Custom classifications in Microsoft Purview

This article describes how you can create custom classifications to define data types in your data estate that are unique to your organization. It also describes the creation of custom classification rules that let you find specified data throughout your data estate.

Important

To create a custom classification you need either data curator or data source administrator permission on a collection. Permissions at any collection level are sufficient. For more information about permissions, see: Microsoft Purview permissions.

Default system classifications

The Microsoft Purview Data Catalog provides a large set of default system classifications that represent typical personal data types that you might have in your data estate. For the entire list of available system classifications, see Supported classifications in Microsoft Purview.

select classification

You also have the ability to create custom classifications, if any of the default classifications don't meet your needs.

Note

Our data sampling rules are applied to both system and custom classifications.

Note

Microsoft Purview custom classifications are applied only to structured data sources like SQL and CosmosDB, and to structured file types like CSV, JSON, and Parquet. Custom classification isn't applied to unstructured data file types like DOC, PDF, and XLSX.

Steps to create a custom classification

To create a custom classification, follow these steps:

  1. You'll need data curator or data source administrator permissions on any collection to be able to create a custom classification.

  2. From your catalog, select Data Map from the left menu.

  3. Select Classifications under Annotation management.

  4. Select + New

    New classification

The Add new classification pane opens, where you can give your classification a name and a description. It's good practice to use a name-spacing convention, such as your company name.classification name.

The Microsoft system classifications are grouped under the reserved MICROSOFT. namespace. An example is MICROSOFT.GOVERNMENT.US.SOCIAL_SECURITY_NUMBER.

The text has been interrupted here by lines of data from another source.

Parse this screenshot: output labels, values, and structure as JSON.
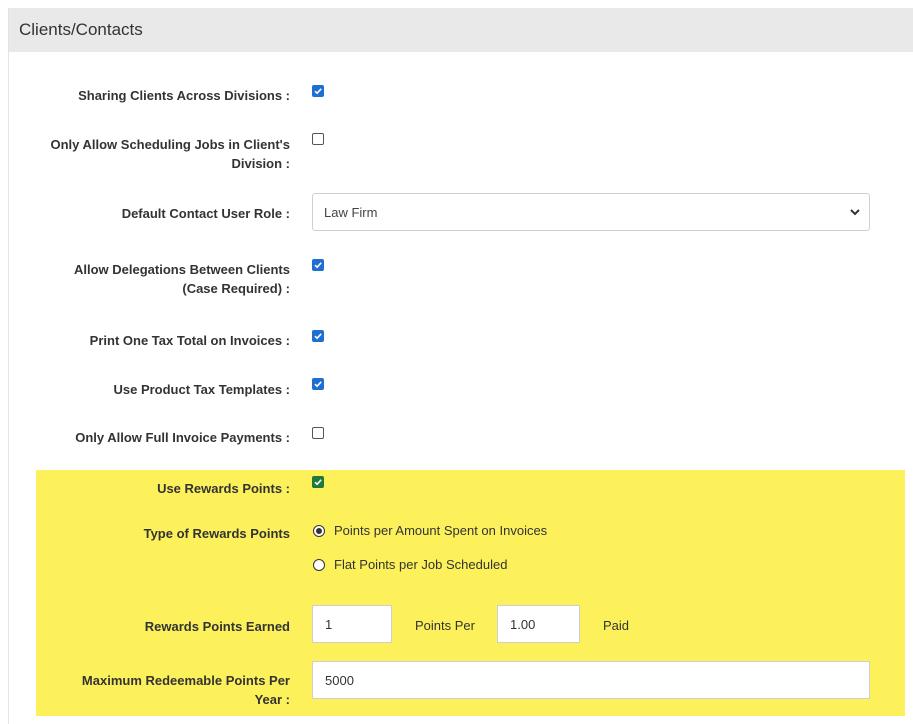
{
  "panel": {
    "title": "Clients/Contacts"
  },
  "settings": {
    "sharing_clients": {
      "label": "Sharing Clients Across Divisions :",
      "checked": true
    },
    "only_scheduling": {
      "label_line1": "Only Allow Scheduling Jobs in Client's",
      "label_line2": "Division :",
      "checked": false
    },
    "default_role": {
      "label": "Default Contact User Role :",
      "value": "Law Firm"
    },
    "delegations": {
      "label_line1": "Allow Delegations Between Clients",
      "label_line2": "(Case Required) :",
      "checked": true
    },
    "one_tax_total": {
      "label": "Print One Tax Total on Invoices :",
      "checked": true
    },
    "product_tax": {
      "label": "Use Product Tax Templates :",
      "checked": true
    },
    "full_payments": {
      "label": "Only Allow Full Invoice Payments :",
      "checked": false
    },
    "use_rewards": {
      "label": "Use Rewards Points :",
      "checked": true
    },
    "rewards_type": {
      "label": "Type of Rewards Points",
      "options": [
        "Points per Amount Spent on Invoices",
        "Flat Points per Job Scheduled"
      ],
      "selected": "Points per Amount Spent on Invoices"
    },
    "rewards_earned": {
      "label": "Rewards Points Earned",
      "points": "1",
      "points_per_label": "Points Per",
      "amount": "1.00",
      "paid_label": "Paid"
    },
    "max_redeemable": {
      "label_line1": "Maximum Redeemable Points Per",
      "label_line2": "Year :",
      "value": "5000"
    }
  },
  "colors": {
    "highlight": "#fcf15b",
    "checkbox": "#1e6fd1",
    "header_bg": "#e9e9e9"
  }
}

The name of your classification must start with a letter followed by a sequence of letters, numbers, and period (.) or underscore characters. As you type, the UX automatically generates a friendly name. This friendly name is what users see when you apply it to an asset in the catalog.

To keep the name short, the system creates the friendly name based on the following logic:

  • All but the last two segments of the namespace are trimmed.

  • The casing is adjusted so that the first letter of each word is capitalized.

  • All underscores (_) are replaced with spaces.

As an example, if you named your classification contoso.hr.employee_ID, the friendly name is stored in the system as Hr.Employee ID.

Contoso.hr.employee_id

Select OK, and your new classification is added to your classification list.

Custom classification

Selecting the classification in the list opens the classification details page. Here, you find all the details about the classification.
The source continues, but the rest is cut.